Wilcoxon ranked sign test and the pseudomedian

465 Views Asked by At

I need help understanding the Wilcoxon signed rank test and the pseudomedian. More concisely about the confidence interval of the pseudomedian.

Say I have the observations $-2,3,6,10,20$.

I will find the pseudomedian for which I first need the Walsh averages $\frac{X_{i}+X_{j}}{2}$:

$-2,0.5,2,3,4,4.5,6,6.5,8,9,10,11.5,13,15,20$

From here it's clear that the pseudomedian is 6.5 (the measurement with equal distance from both ends). How can I find the confidence at $95\%$ intervals for this pseudomedian?

1

There are 1 best solutions below

2
On

With only $n = 5$ observations, you are right about the Walsh averages and the pseudomedian. Also, the (only approximately) 95% CI from the Wilcoxon signed rank test is $(-2, 20).$ In R:

x = c(−2,3,6,10,20)
wilcox.test(x, conf.int=T)

        Wilcoxon signed rank test

data:  x
V = 14, p-value = 0.125
alternative hypothesis: 
  true location is not equal to 0
95 percent confidence interval:
 -2 20
sample estimates:
(pseudo)median 
           6.5 

It is not clear whether you are more interested in the theory and computations for Wilcoxon's signed rank test, or whether you are more interested in making sense of an actual small dataset. If the latter, please provide actual data.

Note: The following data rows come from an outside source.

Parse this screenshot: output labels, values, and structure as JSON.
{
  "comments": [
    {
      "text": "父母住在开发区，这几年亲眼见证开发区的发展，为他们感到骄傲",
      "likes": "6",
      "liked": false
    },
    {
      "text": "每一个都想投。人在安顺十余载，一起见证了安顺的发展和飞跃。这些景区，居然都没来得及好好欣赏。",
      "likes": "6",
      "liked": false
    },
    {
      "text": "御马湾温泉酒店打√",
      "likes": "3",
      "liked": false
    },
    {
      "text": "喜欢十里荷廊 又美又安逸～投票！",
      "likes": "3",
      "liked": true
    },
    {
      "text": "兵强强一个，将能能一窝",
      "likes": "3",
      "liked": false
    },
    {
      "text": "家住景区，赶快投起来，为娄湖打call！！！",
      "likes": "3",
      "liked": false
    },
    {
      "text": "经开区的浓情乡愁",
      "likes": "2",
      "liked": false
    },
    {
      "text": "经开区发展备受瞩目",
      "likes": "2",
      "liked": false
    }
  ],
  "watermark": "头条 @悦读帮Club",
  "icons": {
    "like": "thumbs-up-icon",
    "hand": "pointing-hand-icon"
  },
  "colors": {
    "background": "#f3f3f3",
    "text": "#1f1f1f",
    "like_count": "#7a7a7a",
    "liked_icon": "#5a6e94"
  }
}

For the sample you give in your question, one kind of a 95% nonparametric bootstrap CI is $(-8,14),$ which may be more useful than the CI from the Wilcoxon SR test.

set.seed(128)
h.obs = median(x); h.obs
[1] 6
d.re = replicate(5000, median(sample(x, 6, rep=T)) - h.obs)
UL = quantile(d.re, c(.975,.025))
h.obs - UL
97.5%  2.5% 
-8    14 

Five observations is hardly enough for a reliable bootstrap CI for the median and I would not bet much on 95% coverage probability of the resulting CI. [Among the $B = 5000$ re-samples, there were only five uniquely different values of d.re.]

A 95% nonparametric bootstrap CI for the population mean is $(0.4, 13.4).$ For various reasons, I have a little more faith in this CI. One of the reasons is that your sample of five observations is hardly symmetrical.

x = c(−2,3,6,10,20)
set.seed(128)
a.obs = mean(x); a.obs
[1] 7.4
d.re = replicate(10000, mean(sample(x, 5, rep=T)) - a.obs)
UL = quantile(d.re, c(.975,.025))
a.obs - UL
97.5%  2.5% 
  0.4  13.4